John Davis to present Blind Tom at DHS

Blind Tom

Blind Tom

John Davis remembers exactly when his interest in African-American music began.

As a 10-year-old budding pianist, he shared a love of music with his older brother. The two often would listen to music of all kinds.

One day they came across a record by Sonny Boy Williamson.

“Both of us were completely knocked out by this music,” he said.

Soon Davis became “immersed” in African-American music and literature. As he researched and studied the field, he kept coming across the name of Thomas Wiggins, also called Blind Tom.

Davis will tell about Wiggins’ life and share the music of the prodigy born into slavery when he presents the music of Blind Tom in the Demopolis High School auditorium Friday, Feb. 27, at 7 p.m. The concert is part of the Southern Literary Trail and is free and open to the public.

What makes the music especially important to Demopolis is that Blind Tom performed twice for audiences in the city, on March 4, 1879, and April 25, 1885.

Born blind in 1849, Wiggins was thought to be of no value to the Bethune family of Georgia that owned him. It wasn’t until, at the age of three, he began playing with perfection the music he heard that his worth was appreciated.

Wiggins toured throughout the South and became the first African-American entertainer to perform in the White House.

John Davis

John Davis

Davis, making his first professional appearance in Alabama for the Trail’s concert series, began collecting Wiggins’ compositions beginning with research in the library at Julliard, where he was a student. He added to his knowledge at the Library of Congress and Lincoln Center. He managed to acquire some of Wiggins’ work and photocopied others, but Blind Tom’s popularity has grown so that in recent years Davis can’t afford them.

Davis plans to perform works by Wiggins “that capture his unique pictorial style.” He said Wiggins “had a particular knack for portraying things visually through music.” He will play “The Rainstorm,” which Blind Tom composed when he was five, and “The Battle of Manassas,” a musical portrayal of the first Battle of Bull Run and perhaps his most famous.

Using video projection and piped-in sound and voice-overs, Davis will tell of Wiggins’ life and how, after emancipation, the Bethunes retained guardianship of the autistic pianist and deprived him of the large profits that his concerts made.
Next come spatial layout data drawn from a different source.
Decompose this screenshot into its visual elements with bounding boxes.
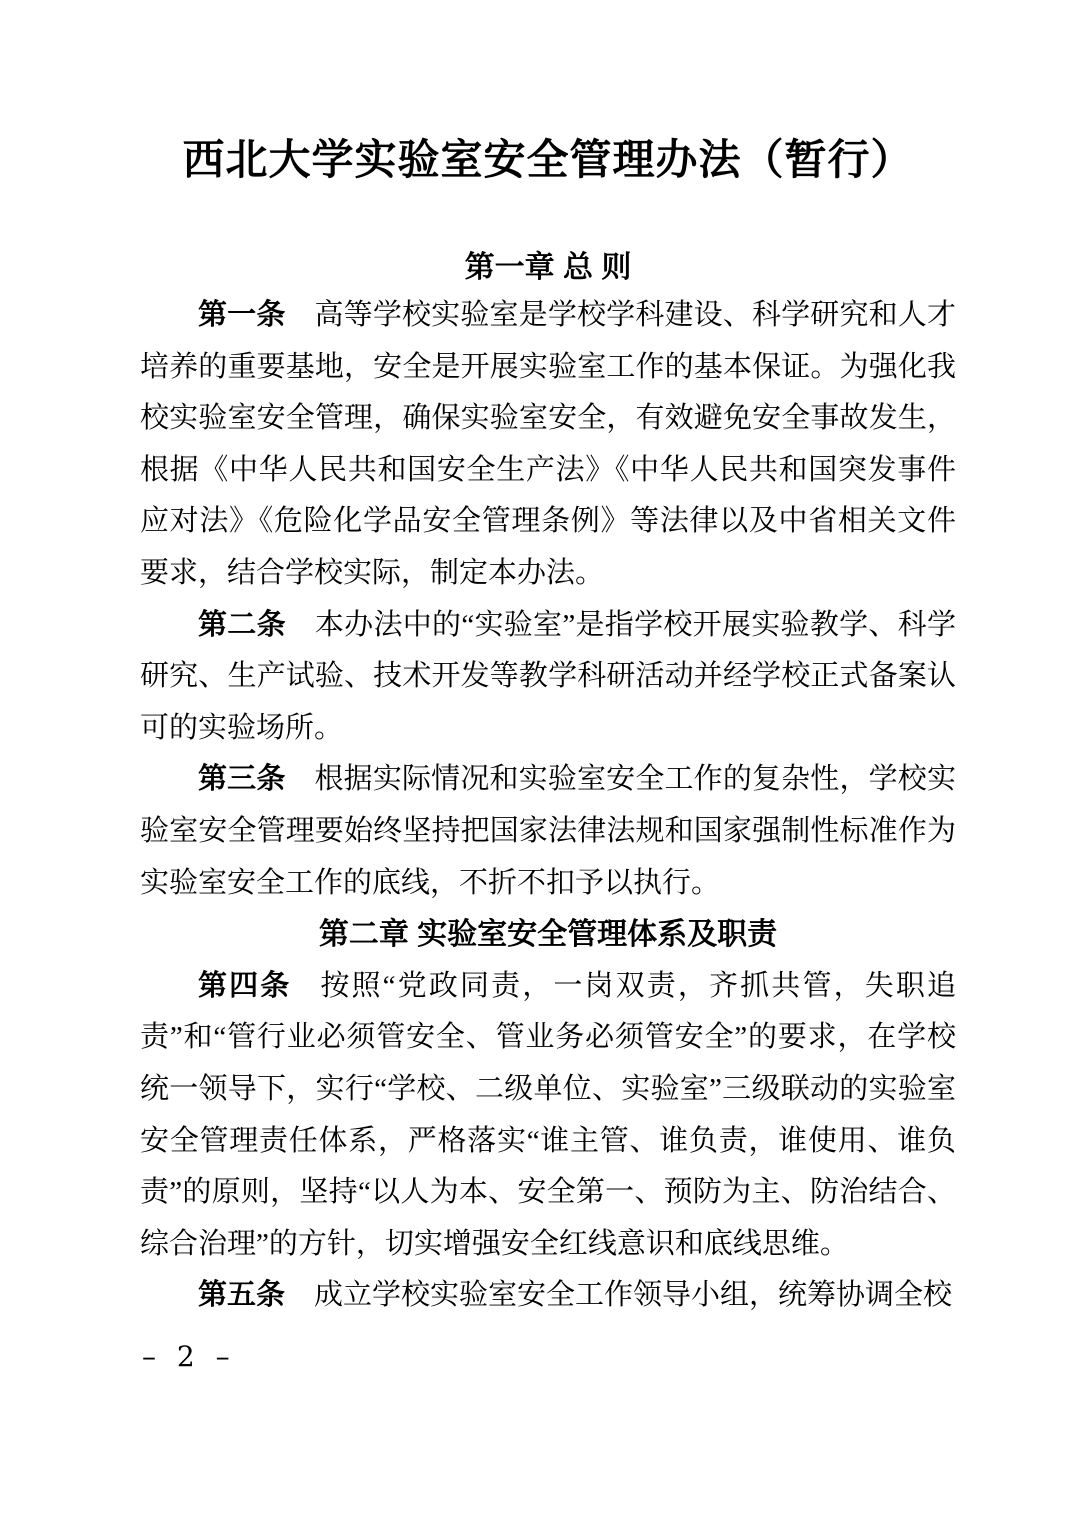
article-1-text: 高等学校实验室是学校学科建设、科学研究和人才培养的重要基地，安全是开展实验室工作… bbox=[140, 299, 956, 589]
paragraph-article-3: 第三条根据实际情况和实验室安全工作的复杂性，学校实验室安全管理要始终坚持把国家法… bbox=[140, 754, 956, 909]
paragraph-article-2: 第二条本办法中的“实验室”是指学校开展实验教学、科学研究、生产试验、技术开发等教… bbox=[140, 600, 956, 755]
article-4-lead: 第四条 bbox=[198, 970, 291, 1002]
article-5-text: 成立学校实验室安全工作领导小组，统筹协调全校 bbox=[314, 1279, 952, 1311]
article-3-lead: 第三条 bbox=[198, 763, 286, 795]
document-content: 西北大学实验室安全管理办法（暂行） 第一章 总 则 第一条高等学校实验室是学校学… bbox=[140, 0, 956, 1322]
paragraph-article-5: 第五条成立学校实验室安全工作领导小组，统筹协调全校 bbox=[140, 1270, 956, 1322]
paragraph-article-4: 第四条按照“党政同责，一岗双责，齐抓共管，失职追责”和“管行业必须管安全、管业务… bbox=[140, 961, 956, 1271]
article-2-lead: 第二条 bbox=[198, 609, 286, 641]
chapter-2-heading: 第二章 实验室安全管理体系及职责 bbox=[140, 909, 956, 961]
paragraph-article-1: 第一条高等学校实验室是学校学科建设、科学研究和人才培养的重要基地，安全是开展实验… bbox=[140, 290, 956, 600]
article-4-text: 按照“党政同责，一岗双责，齐抓共管，失职追责”和“管行业必须管安全、管业务必须管… bbox=[140, 970, 956, 1260]
article-1-lead: 第一条 bbox=[198, 299, 286, 331]
article-5-lead: 第五条 bbox=[198, 1279, 285, 1311]
chapter-1-heading: 第一章 总 则 bbox=[140, 250, 956, 286]
page-number: – 2 – bbox=[142, 1340, 236, 1373]
document-body: 第一条高等学校实验室是学校学科建设、科学研究和人才培养的重要基地，安全是开展实验… bbox=[140, 290, 956, 1322]
document-title: 西北大学实验室安全管理办法（暂行） bbox=[140, 132, 956, 188]
document-page: 西北大学实验室安全管理办法（暂行） 第一章 总 则 第一条高等学校实验室是学校学… bbox=[0, 0, 1080, 1527]
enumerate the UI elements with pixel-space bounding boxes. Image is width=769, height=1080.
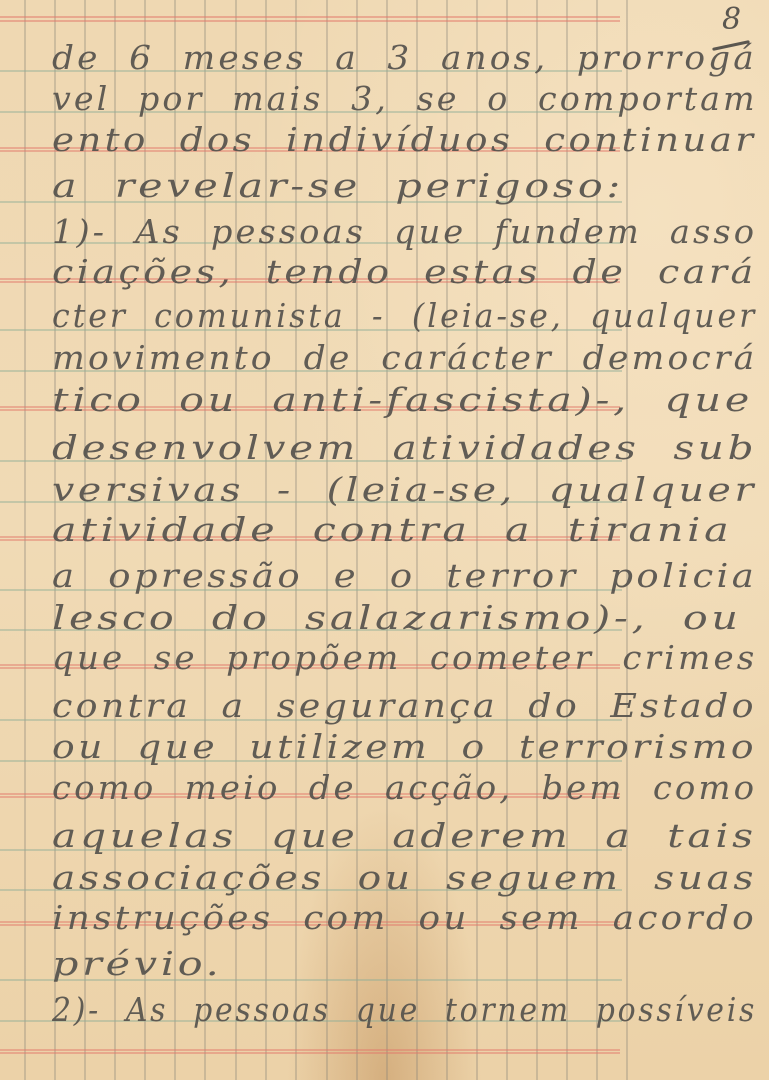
text-line-15: que se propõem cometer crimes	[52, 638, 757, 677]
text-line-8: movimento de carácter democrá	[52, 338, 757, 377]
text-line-11: versivas - (leia-se, qualquer	[52, 470, 757, 509]
page-number: 8	[722, 2, 741, 37]
text-line-19: aquelas que aderem a tais	[52, 816, 757, 855]
text-line-10: desenvolvem atividades sub	[52, 428, 757, 467]
text-line-16: contra a segurança do Estado	[52, 686, 757, 725]
text-line-7: cter comunista - (leia-se, qualquer	[52, 296, 757, 335]
text-line-14: lesco do salazarismo)-, ou	[52, 598, 742, 637]
text-line-22: prévio.	[52, 944, 223, 983]
text-line-23: 2)- As pessoas que tornem possíveis	[52, 990, 757, 1029]
text-line-5: 1)- As pessoas que fundem asso	[52, 212, 757, 251]
text-line-13: a opressão e o terror policia	[52, 556, 757, 595]
text-line-4: a revelar-se perigoso:	[52, 166, 624, 205]
text-line-18: como meio de acção, bem como	[52, 768, 757, 807]
notebook-page: 8 de 6 meses a 3 anos, prorrogá vel por …	[0, 0, 769, 1080]
text-line-17: ou que utilizem o terrorismo	[52, 727, 757, 766]
text-line-9: tico ou anti-fascista)-, que	[52, 380, 753, 419]
text-line-12: atividade contra a tirania	[52, 510, 732, 549]
text-line-2: vel por mais 3, se o comportam	[52, 79, 758, 118]
text-line-1: de 6 meses a 3 anos, prorrogá	[52, 38, 757, 77]
text-line-20: associações ou seguem suas	[52, 858, 757, 897]
text-line-21: instruções com ou sem acordo	[52, 898, 757, 937]
text-line-3: ento dos indivíduos continuar	[52, 120, 756, 159]
text-line-6: ciações, tendo estas de cará	[52, 252, 757, 291]
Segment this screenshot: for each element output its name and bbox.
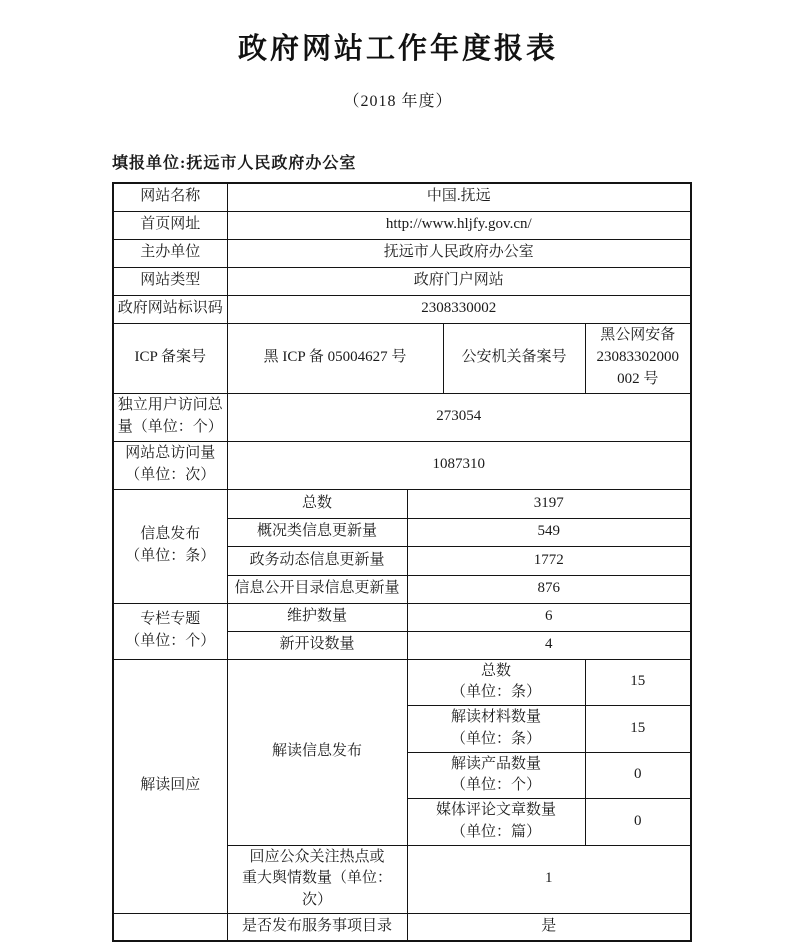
public-response-value: 1 (407, 845, 691, 913)
page-title: 政府网站工作年度报表 (0, 26, 796, 67)
empty-section-cell (113, 913, 227, 941)
icp-filing-label: ICP 备案号 (113, 323, 227, 393)
unique-visitors-value: 273054 (227, 393, 691, 441)
service-directory-value: 是 (407, 913, 691, 941)
sponsor-unit-label: 主办单位 (113, 239, 227, 267)
interpretation-total-value: 15 (585, 659, 691, 706)
police-filing-value: 黑公网安备 23083302000 002 号 (585, 323, 691, 393)
interpretation-product-label: 解读产品数量 （单位：个） (407, 752, 585, 799)
site-name-value: 中国.抚远 (227, 183, 691, 211)
info-publish-news-value: 1772 (407, 546, 691, 575)
special-topics-maintained-label: 维护数量 (227, 603, 407, 631)
info-publish-news-label: 政务动态信息更新量 (227, 546, 407, 575)
special-topics-maintained-value: 6 (407, 603, 691, 631)
police-filing-label: 公安机关备案号 (443, 323, 585, 393)
report-table: 网站名称 中国.抚远 首页网址 http://www.hljfy.gov.cn/… (112, 182, 692, 942)
reporting-unit-line: 填报单位:抚远市人民政府办公室 (112, 150, 356, 173)
info-publish-directory-value: 876 (407, 575, 691, 603)
special-topics-new-label: 新开设数量 (227, 631, 407, 659)
info-publish-total-label: 总数 (227, 489, 407, 518)
info-publish-directory-label: 信息公开目录信息更新量 (227, 575, 407, 603)
interpretation-product-value: 0 (585, 752, 691, 799)
site-type-label: 网站类型 (113, 267, 227, 295)
interpretation-material-label: 解读材料数量 （单位：条） (407, 706, 585, 753)
icp-filing-value: 黑 ICP 备 05004627 号 (227, 323, 443, 393)
page-subtitle: （2018 年度） (0, 88, 796, 111)
site-type-value: 政府门户网站 (227, 267, 691, 295)
info-publish-overview-label: 概况类信息更新量 (227, 518, 407, 546)
info-publish-overview-value: 549 (407, 518, 691, 546)
special-topics-section-label: 专栏专题 （单位：个） (113, 603, 227, 659)
service-directory-label: 是否发布服务事项目录 (227, 913, 407, 941)
interpretation-media-label: 媒体评论文章数量 （单位：篇） (407, 799, 585, 846)
site-code-label: 政府网站标识码 (113, 295, 227, 323)
interpretation-publish-label: 解读信息发布 (227, 659, 407, 845)
interpretation-total-label: 总数 （单位：条） (407, 659, 585, 706)
interpretation-media-value: 0 (585, 799, 691, 846)
interpretation-material-value: 15 (585, 706, 691, 753)
info-publish-section-label: 信息发布 （单位：条） (113, 489, 227, 603)
info-publish-total-value: 3197 (407, 489, 691, 518)
site-name-label: 网站名称 (113, 183, 227, 211)
homepage-url-value: http://www.hljfy.gov.cn/ (227, 211, 691, 239)
special-topics-new-value: 4 (407, 631, 691, 659)
report-page: 政府网站工作年度报表 （2018 年度） 填报单位:抚远市人民政府办公室 网站名… (0, 0, 796, 949)
homepage-url-label: 首页网址 (113, 211, 227, 239)
interpretation-section-label: 解读回应 (113, 659, 227, 913)
total-visits-label: 网站总访问量 （单位：次） (113, 441, 227, 489)
sponsor-unit-value: 抚远市人民政府办公室 (227, 239, 691, 267)
public-response-label: 回应公众关注热点或 重大舆情数量（单位： 次） (227, 845, 407, 913)
site-code-value: 2308330002 (227, 295, 691, 323)
total-visits-value: 1087310 (227, 441, 691, 489)
unique-visitors-label: 独立用户访问总 量（单位：个） (113, 393, 227, 441)
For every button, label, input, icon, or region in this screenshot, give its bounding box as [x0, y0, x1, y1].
Tom died a pauper in Hoboken, N.J., in 1908, but his legacy survives thanks to his own achievements and to Davis’ efforts.

Davis, a Steinway Artist, will perform in four cities as part of the Southern Literary Trail events this year, returning the music of Blind Tom to the Alabama towns where the pianist originally appeared. Davis has recorded and released two CDs with Tom’s compositions.

Although Davis has lived most of his life in New York and New England, he claims to be a Southerner since he was born in Chapel Hill, N.C. He began studying piano “pretty much from the start” at the age of five or six.

“I remember very early on feeling that was my natural mode of expression. I loved the feel of the keys and the power of being able to control how each note would sound, and the lushness of the piano as an instruments. I felt like it was a very direct way to express my feelings.”

Davis also enjoys sports, and he found the piano athletic in some ways. “It was a combination of my athletic instincts and my intellectual instincts and my heart all at the same time.”

Local partners for Davis’s performance in Demopolis are the Two Rivers Arts Council, the Marengo County History and Archives Museum, the Marengo County Historical Society, the Demopolis Public Library, the Canebrake Players, Friends of Gaineswood, and the Tiger Arts Guild at Demopolis High School.

In addition to grants from the Alabama State Council on the Arts and the Alabama Humanities Foundation, grant support for the Demopolis programs is provided by South Arts, a partnership with the National Endowment for the Arts (NEA).

Davis also will perform at Mobile’s Laidlaw Auditorium on the University of South Alabama’s campus, Sunday, Feb. 22, at 3 p.m.; the Dinah Washington Cultural Arts Center in Tuscaloosa Wednesday, Feb. 25, at 7 p.m, and the Chapel at Tuskegee University in Tuskegee on Thursday, Feb. 26, at 3 p.m.